Calais - January 23-24, 2020

Numbers of refugees are slowly growing in the Calais area, currently reaching one thousand; and the weather is wintry. This week we were joined again by artist Majid Adin who brought moments of film/animation magic back into this precarious landscape.

THURSDAY MOBILE CLINIC There are now hundreds of flimsy tents pitched near to the food distribution on the edge of town; wet clothes hung out to dry optimistically on the various fences. There are so many tents that finding a place for the Médecins du Monde ambulance was problematic; eventually it was parked on the forecourt of a petrol filling station used occasionally by lorries. The sun was bright and air crisp with little wind so we laid the large world map on the ground, not needing this week to use it to construct a shelter. Instead we wanted to inhabit this environment in a way that could be usable.
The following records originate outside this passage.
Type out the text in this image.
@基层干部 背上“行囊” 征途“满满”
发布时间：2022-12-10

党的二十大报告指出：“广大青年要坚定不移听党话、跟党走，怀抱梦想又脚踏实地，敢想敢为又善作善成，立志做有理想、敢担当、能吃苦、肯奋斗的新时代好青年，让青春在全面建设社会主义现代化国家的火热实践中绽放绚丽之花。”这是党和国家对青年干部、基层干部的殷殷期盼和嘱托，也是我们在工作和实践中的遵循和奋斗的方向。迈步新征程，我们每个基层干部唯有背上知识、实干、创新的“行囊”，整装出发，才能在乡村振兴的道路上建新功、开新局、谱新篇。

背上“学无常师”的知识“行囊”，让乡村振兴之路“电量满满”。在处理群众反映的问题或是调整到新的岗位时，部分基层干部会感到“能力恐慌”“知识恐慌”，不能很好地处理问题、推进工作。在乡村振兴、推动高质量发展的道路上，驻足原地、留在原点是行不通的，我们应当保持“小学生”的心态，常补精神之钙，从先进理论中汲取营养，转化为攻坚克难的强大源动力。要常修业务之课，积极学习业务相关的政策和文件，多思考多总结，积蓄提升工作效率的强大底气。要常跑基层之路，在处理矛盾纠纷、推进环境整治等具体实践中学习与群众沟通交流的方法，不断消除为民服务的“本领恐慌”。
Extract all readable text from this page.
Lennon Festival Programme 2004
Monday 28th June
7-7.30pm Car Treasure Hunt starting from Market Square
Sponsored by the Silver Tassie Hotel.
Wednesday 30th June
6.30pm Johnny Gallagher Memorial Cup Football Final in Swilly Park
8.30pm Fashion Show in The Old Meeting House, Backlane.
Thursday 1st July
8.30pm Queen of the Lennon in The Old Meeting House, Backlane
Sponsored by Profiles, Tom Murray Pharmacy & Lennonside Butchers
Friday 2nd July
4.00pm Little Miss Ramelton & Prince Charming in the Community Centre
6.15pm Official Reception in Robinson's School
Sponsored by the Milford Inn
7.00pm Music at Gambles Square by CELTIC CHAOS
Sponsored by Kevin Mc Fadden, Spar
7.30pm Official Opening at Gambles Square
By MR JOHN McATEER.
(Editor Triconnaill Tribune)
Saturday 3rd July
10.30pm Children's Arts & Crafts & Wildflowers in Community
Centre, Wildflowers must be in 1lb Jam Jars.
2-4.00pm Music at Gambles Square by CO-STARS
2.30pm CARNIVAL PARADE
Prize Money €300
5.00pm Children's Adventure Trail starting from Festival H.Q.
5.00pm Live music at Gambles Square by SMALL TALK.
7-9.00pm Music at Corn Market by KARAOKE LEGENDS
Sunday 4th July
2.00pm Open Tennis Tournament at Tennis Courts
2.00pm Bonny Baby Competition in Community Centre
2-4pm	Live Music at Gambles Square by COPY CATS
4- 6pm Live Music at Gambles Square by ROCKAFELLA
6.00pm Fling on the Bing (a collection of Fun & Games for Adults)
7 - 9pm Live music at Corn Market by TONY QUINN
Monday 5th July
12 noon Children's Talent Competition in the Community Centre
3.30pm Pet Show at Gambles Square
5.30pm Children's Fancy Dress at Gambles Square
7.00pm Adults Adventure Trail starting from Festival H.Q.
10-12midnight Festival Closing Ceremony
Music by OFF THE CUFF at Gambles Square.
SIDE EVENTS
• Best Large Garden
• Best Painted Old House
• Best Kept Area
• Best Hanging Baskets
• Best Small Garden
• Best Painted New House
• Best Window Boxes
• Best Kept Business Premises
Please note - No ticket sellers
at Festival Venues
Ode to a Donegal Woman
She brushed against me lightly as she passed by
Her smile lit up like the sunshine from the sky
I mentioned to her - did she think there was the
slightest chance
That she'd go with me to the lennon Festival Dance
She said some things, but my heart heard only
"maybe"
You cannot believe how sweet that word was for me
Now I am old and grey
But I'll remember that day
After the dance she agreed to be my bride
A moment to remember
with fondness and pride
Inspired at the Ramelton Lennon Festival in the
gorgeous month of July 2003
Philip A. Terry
The medical team was large and well used, with many young men waiting for the doctor and coming over to the map. Over the 3 hours, people came and went, gathering around this large map, leaning in, crouching down, looking for home, UK, a place on route; fascinated by it. For some the map in this setting was a provocation; a few young men were angry that we were there, and in this strange landscape we ourselves felt both bitter and sweet moments. This is a dangerous place for people to be living in, with high levels of deprivation evident. There was a pervading acrid smell from the chemical works across the road. But jewels of conversation were possible under the blue skies. At one point those standing around looked adrift at sea, standing close, facing inwards in a shared endeavour.

Kicking a battered globe across the map provided creative collaboration towards the end of the afternoon, with Majid leading the making of stop frame animations. As we drove away in the dimming light and cold, a lively football game took over the edge of the site.

FRIDAY In duller weather and as part of our ongoing project to make a film, we took the same globe to the beach next to the port. The sea was calm and flat, beautiful and seamless with the grey sky. The fact that the globe was made of cardboard meant that as it entered the water it slowly broke down, disappearing into the sea.

DAY CENTRE Over two hundred exhausted individuals used the large space this afternoon. In spite of this there were some rousing card games at the next table and ongoing creative activity at The Community Table. People were building, or making short animations with Majid. Within this activity, stuttered stories were told, painful experiences difficult to put words to but needing to be heard by another person. ‘There are many others like me here who have had similar experiences.’